When building a micro-niche, it is important to understand the difference between small and boutique. Your micro-niche might be either or both. If it is both, it should be by choice rather than accident. _
By definition, a micro-niche is likely to be relatively small. The micro-niche serves the specific and unique needs of a narrowly defined clientele. The firm is small intentionally. It focuses on one thing. The CPA (s) involved in serving the clients of a micro-niche is an expert at what he or she does. The expert services provided to this narrowly defined clientele are not cheap.
An intentionally small micro-niche is different from the larger firm that it is part of and its work by the particular needs and client pains it serves and by the expertise of the CPA who provides the services. Customers are treated no differently in any other way.
A boutique, on the other hand, is by definition “a small company that offers highly specialized services or products” (Webster’s Dictionary). A micro-niche, by this definition, qualifies as a boutique. There are, however, other defining characteristics of boutiques.

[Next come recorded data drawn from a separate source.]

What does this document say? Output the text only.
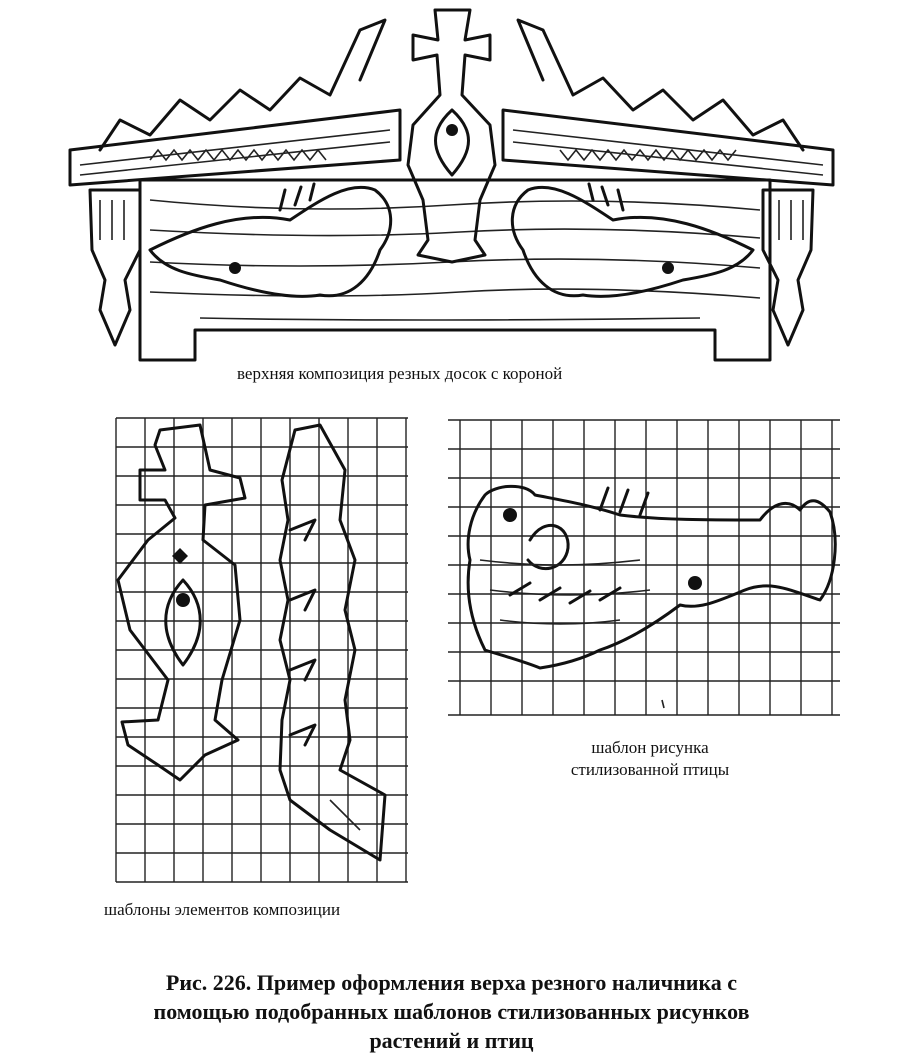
верхняя композиция резных досок с короной
шаблон рисунка
стилизованной птицы
шаблоны элементов композиции
Рис. 226. Пример оформления верха резного наличника с
помощью подобранных шаблонов стилизованных рисунков
растений и птиц
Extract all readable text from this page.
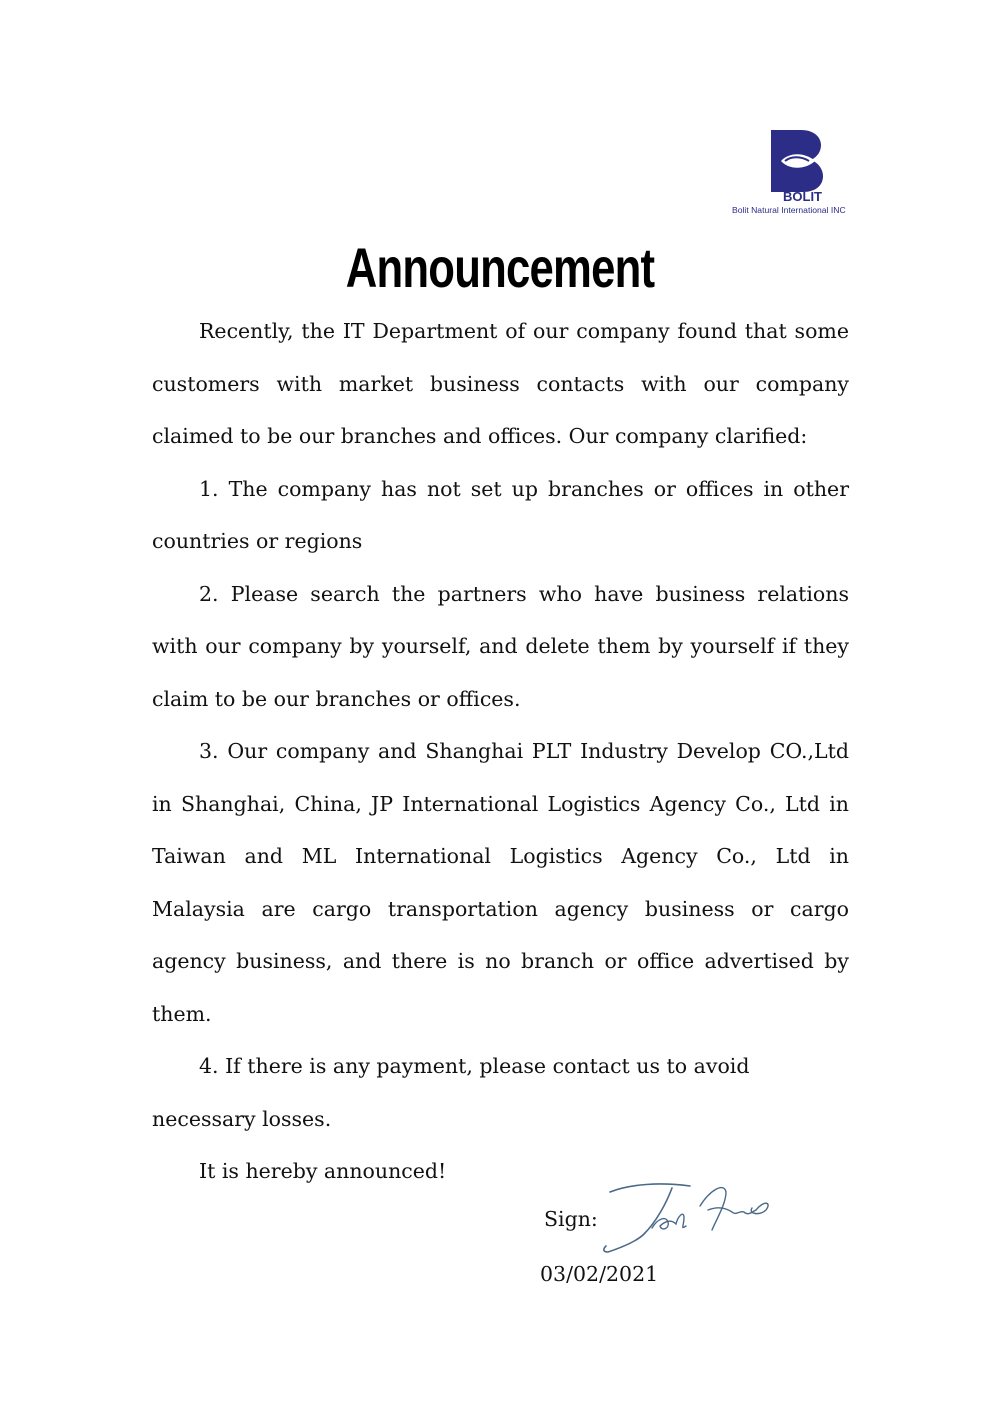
BOLIT
Bolit Natural International INC
Announcement

Recently, the IT Department of our company found that some customers with market business contacts with our company claimed to be our branches and offices. Our company clarified:

1. The company has not set up branches or offices in other countries or regions

2. Please search the partners who have business relations with our company by yourself, and delete them by yourself if they claim to be our branches or offices.

3. Our company and Shanghai PLT Industry Develop CO.,Ltd in Shanghai, China, JP International Logistics Agency Co., Ltd in Taiwan and ML International Logistics Agency Co., Ltd in Malaysia are cargo transportation agency business or cargo agency business, and there is no branch or office advertised by them.

4. If there is any payment, please contact us to avoid necessary losses.

It is hereby announced!

Sign:
03/02/2021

Typically, boutiques offer more than a very specific product line or selections of services. The products and services and delivered in a unique atmosphere and style that caters to the particular tastes and preferences of the clientele.
The micro-niche boutique can be distinguished from the small micro-niche by the unique experience in which products and services are delivered to a narrowly defined group of clients. Other definitions of a boutique point to the true distinguishing characteristics: exclusivity and customized service.
Whether one is thinking about boutique shops, boutique hotels or any other kind of boutique business, several defining characteristics can be identified.
1. Size — Boutiques are and must be small in order to provide the customized service and experience to their exclusive clients. Retail boutiques are physically small stores with a limited product line in limited sizes, colors, etc. Boutique hotels typically have about 100 rooms. A micro-niche boutique in an accounting firm focuses on the specific special needs and pain points of an exclusive group of clients who need these services.
2. Uniqueness – Boutiques do not look like other hotels, stores or accounting firms. Something is different and unique about the surroundings. In some cases, boutique clients might enter the firm’s offices through a separate door leading to a nicer lobby area. In other firms, the difference might mean CPAs meet with clients in plush conference rooms instead of cramped working offices. Instead of water from a public fountain, boutique clients might be offered freshly brewed coffee.
3. Personal attention – Everyone in the boutique — from receptionist to executive staff — recognizes every micro-niche boutique on sight. The tastes, needs and preferences of each boutique client are known. For example, the receptionist knows Mr. Jones prefers tea over coffee and that Mrs. Smith drinks only water. Everything that surrounds the client of the boutique conveys that he or she is understood and valued. The staff caters to the needs of the client.
4. Unique staff – Successful boutiques are staffed with people who have a profound commitment to personalized service every time for every client. From the moment the client enters the lobby, he or she is the focus of everyone he or she encounters. The staff is professional, welcoming, warm and attentive.
5. Surprise benefits – Boutique clients or customers typically discover some surprise benefit of doing business with the boutique they did not expect. This benefit need not be exceptional or costly. It must be unexpected in some way, however.
6. Comprehensive excellence – The boutique delivers its client the most and the best. As an expert, you are clearly in a position to provide the best products or services. Because you focus on the needs and preferences of a very small and exclusive group, you are able to provide a meaningful response to the most needs of your client.
The difference between small and boutique is in the customer experience. For many firms and many experts small will suffice. For others, the characteristics of the clients or the services (or products) demand a unique and unparalleled customer experience. This micro-niche needs to become a boutique.